De fait, l’exclusion de la Russie pour dopage aurait été un événement sans précédent dans l’histoire de l’olympisme : "Le CIO a peu sanctionné dans le passé et quand il l’a fait, c’était toujours pour des raisons politiques, pas pour des affaires de dopage", explique la chercheuse en citant notamment l'Afrique du Sud durant l'apartheid et l'Afghanistan des Taliban en 2000.

"Une opposition entre l’individuel et le collectif"

La décision en demi-teinte du CIO est aussi assez révélatrice de sa "ligne" concernant le dopage, à savoir : "Ne pas pénaliser les athlètes propres… à cause des impliqués". À ce sujet, la chercheuse souligne que "les contorsions de langage utilisées au sujet de la lanceuse d’alerte russe Yuliya Stepanova résument bien les difficultés de la position du CIO" : l’instance a en effet salué l'athlète russe à l'origine des révélations sur le système de dopage russe pour "sa contribution à la protection des athlètes propres"… mais elle a interdit à la sportive de courir à Rio car elle a été sanctionnée pour dopage dans le passé.

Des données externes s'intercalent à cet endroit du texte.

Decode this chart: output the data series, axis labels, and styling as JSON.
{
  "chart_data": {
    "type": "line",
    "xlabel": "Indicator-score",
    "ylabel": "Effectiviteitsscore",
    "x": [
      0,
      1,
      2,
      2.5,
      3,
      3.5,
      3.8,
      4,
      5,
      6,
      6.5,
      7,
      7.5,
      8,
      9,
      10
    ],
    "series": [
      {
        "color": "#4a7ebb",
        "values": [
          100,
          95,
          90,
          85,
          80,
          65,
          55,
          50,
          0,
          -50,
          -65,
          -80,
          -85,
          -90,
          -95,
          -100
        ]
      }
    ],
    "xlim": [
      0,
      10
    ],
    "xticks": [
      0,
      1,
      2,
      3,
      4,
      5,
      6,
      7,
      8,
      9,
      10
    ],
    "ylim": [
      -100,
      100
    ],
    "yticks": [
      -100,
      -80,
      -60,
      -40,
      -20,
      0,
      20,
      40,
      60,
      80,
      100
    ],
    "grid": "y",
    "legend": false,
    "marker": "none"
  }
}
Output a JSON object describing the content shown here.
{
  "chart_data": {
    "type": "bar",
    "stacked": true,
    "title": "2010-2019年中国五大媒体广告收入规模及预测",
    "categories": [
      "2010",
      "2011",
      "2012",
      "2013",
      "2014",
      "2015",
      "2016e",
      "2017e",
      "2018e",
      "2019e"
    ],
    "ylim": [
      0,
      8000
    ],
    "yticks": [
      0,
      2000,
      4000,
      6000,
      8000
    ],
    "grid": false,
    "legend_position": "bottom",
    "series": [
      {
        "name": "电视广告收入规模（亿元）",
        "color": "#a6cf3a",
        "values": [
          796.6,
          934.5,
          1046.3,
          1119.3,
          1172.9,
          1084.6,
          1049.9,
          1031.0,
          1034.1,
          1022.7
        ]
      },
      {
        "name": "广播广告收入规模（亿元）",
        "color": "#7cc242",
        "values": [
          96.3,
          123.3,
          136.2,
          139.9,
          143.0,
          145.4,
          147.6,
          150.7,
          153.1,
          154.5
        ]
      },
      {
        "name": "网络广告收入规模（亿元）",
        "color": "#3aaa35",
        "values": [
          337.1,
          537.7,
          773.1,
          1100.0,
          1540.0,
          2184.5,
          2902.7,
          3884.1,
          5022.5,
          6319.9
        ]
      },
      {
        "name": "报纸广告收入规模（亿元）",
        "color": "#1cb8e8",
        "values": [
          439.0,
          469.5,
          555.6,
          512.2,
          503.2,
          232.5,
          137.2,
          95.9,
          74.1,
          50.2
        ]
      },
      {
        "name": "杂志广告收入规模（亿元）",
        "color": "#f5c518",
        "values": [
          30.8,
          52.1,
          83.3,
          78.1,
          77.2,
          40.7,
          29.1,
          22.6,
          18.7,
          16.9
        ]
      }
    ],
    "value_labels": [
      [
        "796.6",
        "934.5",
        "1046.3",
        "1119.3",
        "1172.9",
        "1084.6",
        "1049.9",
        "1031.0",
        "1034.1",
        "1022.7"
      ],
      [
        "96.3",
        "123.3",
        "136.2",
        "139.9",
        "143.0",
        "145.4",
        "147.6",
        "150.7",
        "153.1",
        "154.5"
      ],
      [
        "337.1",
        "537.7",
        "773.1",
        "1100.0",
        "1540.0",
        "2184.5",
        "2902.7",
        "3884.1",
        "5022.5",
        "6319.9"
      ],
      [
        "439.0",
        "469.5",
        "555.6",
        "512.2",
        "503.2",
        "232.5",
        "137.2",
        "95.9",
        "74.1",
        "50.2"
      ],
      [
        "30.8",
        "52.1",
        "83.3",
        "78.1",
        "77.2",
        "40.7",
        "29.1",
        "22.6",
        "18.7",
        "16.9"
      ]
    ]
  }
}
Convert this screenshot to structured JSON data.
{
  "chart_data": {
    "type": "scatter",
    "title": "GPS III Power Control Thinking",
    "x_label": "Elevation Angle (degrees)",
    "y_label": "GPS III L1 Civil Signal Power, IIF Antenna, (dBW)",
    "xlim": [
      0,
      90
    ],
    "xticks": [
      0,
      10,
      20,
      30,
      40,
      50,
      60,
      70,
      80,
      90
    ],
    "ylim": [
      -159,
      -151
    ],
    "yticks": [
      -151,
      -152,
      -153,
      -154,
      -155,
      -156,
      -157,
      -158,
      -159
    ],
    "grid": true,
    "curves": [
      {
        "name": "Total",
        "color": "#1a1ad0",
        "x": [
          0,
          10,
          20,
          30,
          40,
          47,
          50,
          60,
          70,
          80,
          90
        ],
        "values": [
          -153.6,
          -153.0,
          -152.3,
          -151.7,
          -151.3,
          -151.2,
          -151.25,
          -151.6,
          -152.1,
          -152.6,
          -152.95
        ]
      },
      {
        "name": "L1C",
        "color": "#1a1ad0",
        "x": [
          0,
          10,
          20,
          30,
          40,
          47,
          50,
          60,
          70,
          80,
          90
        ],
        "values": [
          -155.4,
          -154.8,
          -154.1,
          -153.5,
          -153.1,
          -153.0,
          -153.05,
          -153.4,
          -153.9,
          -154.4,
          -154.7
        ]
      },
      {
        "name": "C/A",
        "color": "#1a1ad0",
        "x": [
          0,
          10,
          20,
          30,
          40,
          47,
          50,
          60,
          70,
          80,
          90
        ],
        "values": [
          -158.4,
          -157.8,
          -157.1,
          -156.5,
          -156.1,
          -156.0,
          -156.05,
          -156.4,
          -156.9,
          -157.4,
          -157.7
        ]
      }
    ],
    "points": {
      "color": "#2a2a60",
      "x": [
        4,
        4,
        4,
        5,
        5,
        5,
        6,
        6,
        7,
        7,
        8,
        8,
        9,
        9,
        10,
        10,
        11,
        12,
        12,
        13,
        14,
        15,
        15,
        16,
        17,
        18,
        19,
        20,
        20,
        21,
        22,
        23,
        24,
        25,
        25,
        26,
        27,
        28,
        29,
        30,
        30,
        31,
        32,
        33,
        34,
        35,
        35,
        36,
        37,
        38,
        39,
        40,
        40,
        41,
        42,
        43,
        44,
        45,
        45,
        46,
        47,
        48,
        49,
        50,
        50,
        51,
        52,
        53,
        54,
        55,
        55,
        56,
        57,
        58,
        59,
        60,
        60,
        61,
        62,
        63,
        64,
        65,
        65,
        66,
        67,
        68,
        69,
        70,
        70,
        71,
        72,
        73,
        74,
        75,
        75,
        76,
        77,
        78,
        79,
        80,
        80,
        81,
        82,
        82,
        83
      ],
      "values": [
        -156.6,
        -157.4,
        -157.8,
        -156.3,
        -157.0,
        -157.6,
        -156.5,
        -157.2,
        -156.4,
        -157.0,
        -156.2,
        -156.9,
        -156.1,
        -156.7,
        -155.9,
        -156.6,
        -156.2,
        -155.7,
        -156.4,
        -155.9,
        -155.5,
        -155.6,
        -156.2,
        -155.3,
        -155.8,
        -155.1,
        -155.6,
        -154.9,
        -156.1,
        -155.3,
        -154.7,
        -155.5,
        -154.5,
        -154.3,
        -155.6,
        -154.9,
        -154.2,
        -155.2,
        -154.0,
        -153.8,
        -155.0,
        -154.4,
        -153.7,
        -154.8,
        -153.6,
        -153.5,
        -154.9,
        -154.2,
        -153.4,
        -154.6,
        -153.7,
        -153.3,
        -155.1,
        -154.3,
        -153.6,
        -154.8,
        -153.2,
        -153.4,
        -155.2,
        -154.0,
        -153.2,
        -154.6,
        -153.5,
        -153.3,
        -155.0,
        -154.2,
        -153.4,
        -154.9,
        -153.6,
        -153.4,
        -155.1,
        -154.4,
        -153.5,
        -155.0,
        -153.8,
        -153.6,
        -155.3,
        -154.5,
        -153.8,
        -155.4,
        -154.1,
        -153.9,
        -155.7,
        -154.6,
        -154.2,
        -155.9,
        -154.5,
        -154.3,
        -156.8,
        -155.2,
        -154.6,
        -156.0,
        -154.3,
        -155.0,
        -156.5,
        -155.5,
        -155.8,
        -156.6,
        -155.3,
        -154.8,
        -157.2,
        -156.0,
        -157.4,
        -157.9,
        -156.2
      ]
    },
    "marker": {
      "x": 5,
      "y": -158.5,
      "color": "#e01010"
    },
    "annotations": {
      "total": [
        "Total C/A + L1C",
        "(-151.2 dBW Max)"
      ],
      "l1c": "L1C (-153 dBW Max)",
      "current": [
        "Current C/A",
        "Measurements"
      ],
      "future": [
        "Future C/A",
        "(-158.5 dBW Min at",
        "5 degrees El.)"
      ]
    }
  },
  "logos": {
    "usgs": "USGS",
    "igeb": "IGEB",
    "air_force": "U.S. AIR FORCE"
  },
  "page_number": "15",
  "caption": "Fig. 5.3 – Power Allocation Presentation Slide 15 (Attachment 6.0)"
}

Si la décision du CIO déchire le monde sportif, la Russie, elle, s’est dite  "reconnaissante" de la décision qu’elle a qualifié d’"objective". Combien y aura-t-il d’athlètes russes à Rio ? La balle est dans le camp des fédérations internationales. Au moins huit joueurs et joueuses de tennis ont déjà reçu le feu vert de leur fédération. Mais lundi, dix autres sportifs russes – sept nageurs, deux haltérophiles et un lutteur – ont été déclarés non éligibles pour les Jeux de Rio.